Steven Woods, the former CTO at Eloqua, wrote the book Digital Body Language in 2011. The concept makes good sense, however I’ve been seeking to estimate the value of tracking and responding to perceived digital body language. If you think that digital body language is placing a smiley face or frown at the end of your tweet, then read on and let me provide some background, however if you’re already quite familiar with digital tags and query strings, then you can skip down to the end of this post to read my findings.
Campaign managers want to know
Who should you send your email offers to for white papers, promotions, webinars and other offers? I get this question asked of me multiple times a week and it’s never a simple answer. Who are the groups of “people” that are interested in my marketing mix offer? Of course, your email open, click through and form submit rates are going to be far above any average if you hit the right target audience with a message that aligns and resonates well with your targeted audience. However, your subscriber opt-out rates will potentially go through the roof if you miss your target.
Traditional segmentation doesn’t answer the question
The traditional segmentation of firmographic criteria that includes industries, size of company, geography, and other organizational characteristics can help with your aim towards the right target, but doesn’t answer the question of who is actually interested in your marketing mix offer. You can further segment your targeted audience by competitive and complementary installed base products, but you still can’t answer the question of who is actually interested in your message and the value proposition that you have to offer. Add segmentation of your customers previous purchase history and you still don’t know with a high degree of predictability who wants to hear from you although your aim may be getting a bit better. Add contact data segmentation to allow you to segment by job functions and keywords in titles and that’s an awful lot of good segmentation but no still no cigar.
A segment of a social network: Who are the influencers and decision makers?
Source: Screenshot take by Darwin Peacock
Digital Body Language can answer the question
Digital body language (DBL) can be a clear expression of interest and intent at the organizational and individual level. It’s the individual and groups of individuals within an organization who are on your website and other third party websites researching and making the majority of their purchase decisions before they engage with you that can tell a marketer which individual or a group of individuals are interested in hearing from you. The types of content being viewed and downloaded as well as the keyword searches performed can tell a lot about:
- What offers are of interest
- What product or service characteristics are important in the research and purchase consideration
- Where the customer is within the purchase buying cycle
If used well, this digital body language can even be used to predict your prospects persona. Given the level of information digital body language can tell a marketer, it is the most impactful segmentation that a marketer can leverage today to maximize the effectiveness of one’s marketing mix.
With respect to the customer buying cycle consideration, you can break this out into very granular categories. I prefer to keep it simple and to define three categories that include awareness, interest and purchase decision. Awareness assets include thought leadership content while interest assets include solution briefs and brochures and purchase considerations content assets may include case studies and data sheets.
In a recent Oracle webinar, “Digital Body Language: What can we be doing with it?” Oracle surveyed their audience to find the following results which indicate a majority of the audience was using DBL for Lead Scoring and Advanced Lead Nurture, yet a minority have embraced this insightful data for sales enablement and business intelligence. Most had deployed digital body language monitoring on web and email, yet there is still significant room for growth in monitoring DBL on social, webinar, display banner ads and video content.
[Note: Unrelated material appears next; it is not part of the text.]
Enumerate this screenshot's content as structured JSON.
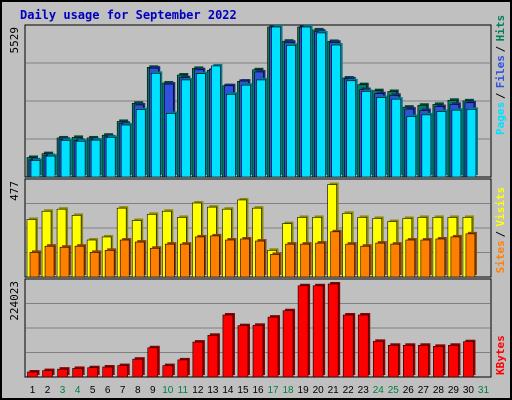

In this webinar, Dan Allis, a Marketing Operations Manager at Thomson Reuters shared that in efforts to better align sales and marketing, digital body language played a significant role in lead management improvements. This contributed towards an increase in 23% of leads sent to sales, reduced lead conversion times by 70% and increased marketing sourced pipeline contribution by 175%. It appeared clear to Dan that the measurement and actions based upon digital body language contributed significantly to the improvement in demand generation.
Are we getting too complex?
With results like those referenced by Mr. Allis at Thomson Reuters, it’s no surprise that the use of digital tags is skyrocketing for both B2C and B2B marketing. According to DG MediaMind, “In Q2 2013, advertisers implemented an average of 21 conversion tags and recorded approximately 550,000 conversion events, increases of 37% and 277% over Q2 2010”. This increase accelerates the complexity of marketing demand generation campaigns as acknowledged by DG MediaMind. More important than the accelerated use of digital tags is the proper implementation and execution to identify DBL and respond accordingly.
Source: DG MediaMind Research
Ad Age asked the question: Is Online Advertising Getting Too Complex? There is a fine line as to where the digital tags improve conversions to grow pipeline and where it becomes overly complex to diminish returns. Understanding where this line exists will allow marketers to maximize the return on investment in using digital body language for segmentation and targeting for demand generation. Finding this balance between use of digital tags and complexity is a new and unknown challenge for most marketing professionals.
What do you think about digital body language? Using it today? Experiencing a similar improvement in demand generation with digital body language segmentation and targeting? Have you found the balancing act between usage and complexity? I’d enjoy reading your thoughts on the use of digital body language for demand generation.